I've been thinking a lot lately about being alone. Singleism. Being back in my own company. Dining alone, taking walks alone, beneath the comforts of my bed...alone. Sans boy or lover. And I think back to what got me into this very intense place I'm in. That memory is still clear - far clearer than the weather that morning, that's for sure.
I've bowed down to your emotional commands - the fact that you want respect for the way you think (although I wanted that too). That every time there had been an issue between us or albeit, a minor disagreement, it was always me. The fact that we argued over and over, from opposing political viewpoints, that you cannot tell me what I'll do with my body (because I'm Woman, so hear me roar). I'll never forget those words during the last five minutes before I got out of your car and we were about to cut each other off for the umpteenth time again: "I love you, but there's so much wrong with you. You need to change."
Right, I needed to change...my relationship status. And stop limiting myself to an ego-fused mind that said it was "...always [you], never [me]." Cue the end of that..thing. Whatever it was. A lesson to be sure.

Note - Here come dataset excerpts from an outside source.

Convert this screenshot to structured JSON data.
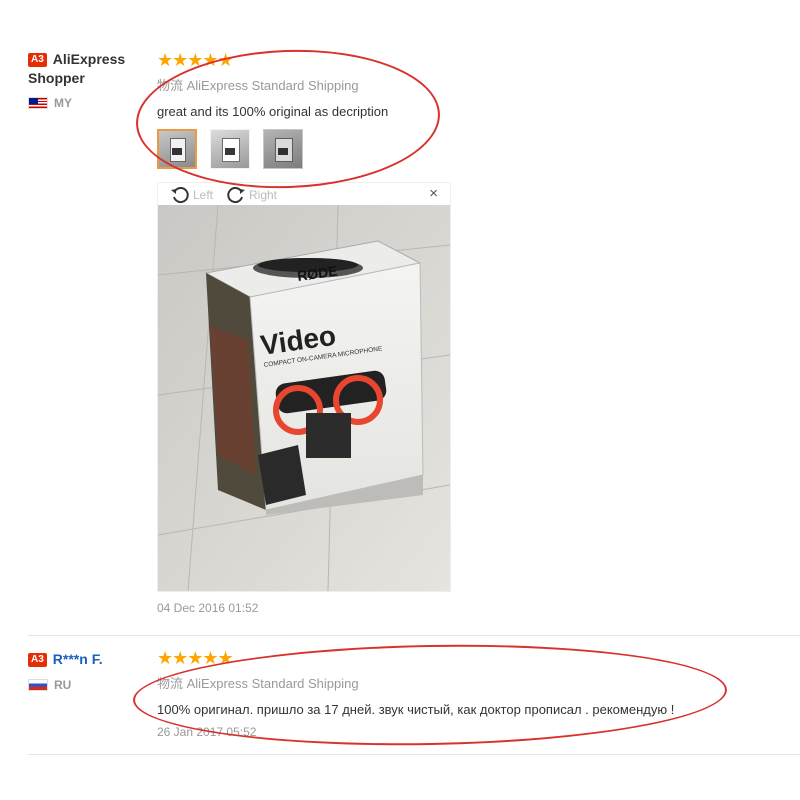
{
  "reviews": [
    {
      "level": "A3",
      "user": "AliExpress Shopper",
      "country": "MY",
      "stars": "★★★★★",
      "shipping": "物流 AliExpress Standard Shipping",
      "text": "great and its 100% original as decription",
      "viewer": {
        "left": "Left",
        "right": "Right",
        "close": "×"
      },
      "date": "04 Dec 2016 01:52"
    },
    {
      "level": "A3",
      "user": "R***n F.",
      "country": "RU",
      "stars": "★★★★★",
      "shipping": "物流 AliExpress Standard Shipping",
      "text": "100% оригинал. пришло за 17 дней. звук чистый, как доктор прописал . рекомендую !",
      "date": "26 Jan 2017 05:52"
    }
  ],
  "product_box": {
    "brand": "RØDE",
    "title": "Video",
    "subtitle": "COMPACT ON-CAMERA MICROPHONE"
  },
  "colors": {
    "level_badge": "#e62e04",
    "stars": "#ffa500",
    "annotation": "#d8322c"
  },
  "icons": [
    "rotate-left-icon",
    "rotate-right-icon",
    "close-icon"
  ]
}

Being alone is different than being lonely, of course. Being lonely is a state of mind; a perspective where one feels they don't have any company or companionship. Or maybe they feel that they're misunderstood, unloved, not worthy...the list can go on, but it comes down to one insane idea: believing that you are not worthy. Or that you are unloved. And that reflects the signal to dive back into you and your own arms. Yeah, I'm getting at self-love over here. You're the only person you've got at the end of the day, regardless of what happens or who happens to you. And it seems that's forgotten when we're tied up and comfortable in the arms and bodies and mindset's of someone else we spend a ton of time with.

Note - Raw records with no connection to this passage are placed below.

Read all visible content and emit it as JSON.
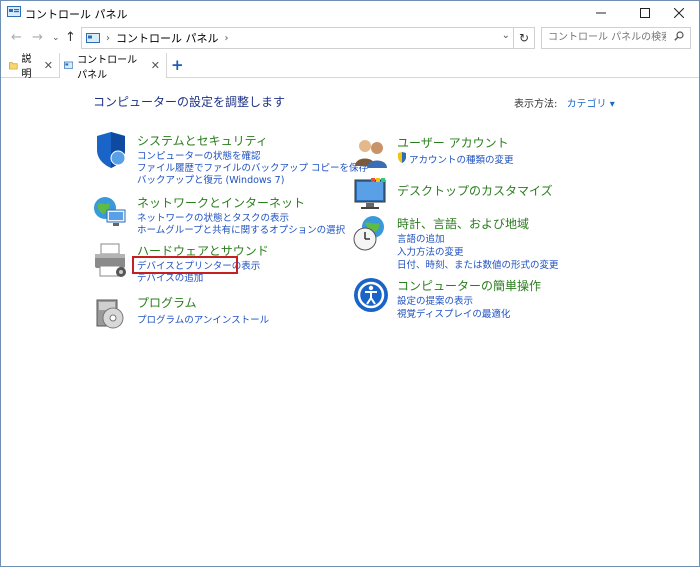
{
  "window": {
    "title": "コントロール パネル"
  },
  "address": {
    "crumb": "コントロール パネル"
  },
  "search": {
    "placeholder": "コントロール パネルの検索"
  },
  "tabs": [
    {
      "label": "説明"
    },
    {
      "label": "コントロール パネル"
    }
  ],
  "main": {
    "heading": "コンピューターの設定を調整します",
    "view_by_label": "表示方法:",
    "view_by_value": "カテゴリ ▾"
  },
  "categories_left": [
    {
      "title": "システムとセキュリティ",
      "links": [
        "コンピューターの状態を確認",
        "ファイル履歴でファイルのバックアップ コピーを保存",
        "バックアップと復元 (Windows 7)"
      ]
    },
    {
      "title": "ネットワークとインターネット",
      "links": [
        "ネットワークの状態とタスクの表示",
        "ホームグループと共有に関するオプションの選択"
      ]
    },
    {
      "title": "ハードウェアとサウンド",
      "links": [
        "デバイスとプリンターの表示",
        "デバイスの追加"
      ]
    },
    {
      "title": "プログラム",
      "links": [
        "プログラムのアンインストール"
      ]
    }
  ],
  "categories_right": [
    {
      "title": "ユーザー アカウント",
      "links": [
        "アカウントの種類の変更"
      ]
    },
    {
      "title": "デスクトップのカスタマイズ",
      "links": []
    },
    {
      "title": "時計、言語、および地域",
      "links": [
        "言語の追加",
        "入力方法の変更",
        "日付、時刻、または数値の形式の変更"
      ]
    },
    {
      "title": "コンピューターの簡単操作",
      "links": [
        "設定の提案の表示",
        "視覚ディスプレイの最適化"
      ]
    }
  ],
  "colors": {
    "category_title": "#2a7d1e",
    "link": "#1f52c0",
    "heading": "#1e3287",
    "highlight": "#c42020"
  }
}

I can't tell you a time or a place or a person who had loved me so much, and that I felt that validation last forever, when I could have just found the validation within myself. External circumstances only bring us temporary happiness - whether it's the entire bottle of rose, purchasing those Swarovski-studded heels, or finding it in another person. I've always shuddered when people tell me that their significant other "completes them," almost like they don't know who'd they be without that other one in their lifetime.
But who are you when that person is gone? Who are you, at your very core, when no one or thing is around you, no phone or media to distract you? I feel like that's where find ourselves. If we're completely alone once again, and the silence scares us, there's work to do. Personally, I've always found my alone time to be precious and essential, often giving it away too much to those who I thought I had to spend time with them, because otherwise I'd lose them.

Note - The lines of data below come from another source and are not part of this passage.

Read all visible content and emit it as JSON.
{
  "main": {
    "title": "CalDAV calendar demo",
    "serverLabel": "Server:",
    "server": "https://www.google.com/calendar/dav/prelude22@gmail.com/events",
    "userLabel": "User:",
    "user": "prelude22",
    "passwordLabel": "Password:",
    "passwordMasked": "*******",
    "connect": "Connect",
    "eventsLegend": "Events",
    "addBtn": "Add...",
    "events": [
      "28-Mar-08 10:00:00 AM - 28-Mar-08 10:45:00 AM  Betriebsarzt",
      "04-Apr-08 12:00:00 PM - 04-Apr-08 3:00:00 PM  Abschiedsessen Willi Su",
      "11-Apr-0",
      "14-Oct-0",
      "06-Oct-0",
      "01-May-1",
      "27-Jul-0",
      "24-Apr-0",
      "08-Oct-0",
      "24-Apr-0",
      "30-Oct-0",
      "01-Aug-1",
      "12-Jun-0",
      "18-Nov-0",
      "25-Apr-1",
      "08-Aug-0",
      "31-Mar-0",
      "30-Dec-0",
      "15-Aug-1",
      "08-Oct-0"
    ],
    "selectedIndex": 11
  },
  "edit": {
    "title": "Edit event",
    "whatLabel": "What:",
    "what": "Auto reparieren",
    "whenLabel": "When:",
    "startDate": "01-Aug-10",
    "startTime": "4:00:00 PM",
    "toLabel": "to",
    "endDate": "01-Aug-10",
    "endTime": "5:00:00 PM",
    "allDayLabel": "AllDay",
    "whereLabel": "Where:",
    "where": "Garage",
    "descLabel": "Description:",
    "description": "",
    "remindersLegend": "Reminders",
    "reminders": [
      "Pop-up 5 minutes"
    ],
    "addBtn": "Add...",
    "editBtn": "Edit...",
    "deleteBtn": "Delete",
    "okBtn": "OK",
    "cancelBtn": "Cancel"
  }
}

Learn to be your own person. We come into this world born alone; sometimes we are around people. And in some cases, we're not. We die alone. Of course, companionship and company is necessary for comfort and warmth, too. The same goes with the importance of physical touch and socialization. What I'm getting at, though, is emotional codependency doesn't lead down an ideal road to well-being.
Take your time. Read books on whatever you want. Start paying attention to the nudges that'll get you back into being yourself (hint: these are often disguised as spontaneous and almost freakish ideas). Get yourself lost or out somewhere. You and yourself should never feel afraid to step out into public alone, to get dressed up and head out to the upscale bar alone (read: I did that once and had one of the best nights of my life). A solid sense of self is the best gift you can give to you - and that's the healthiest relationship you can have.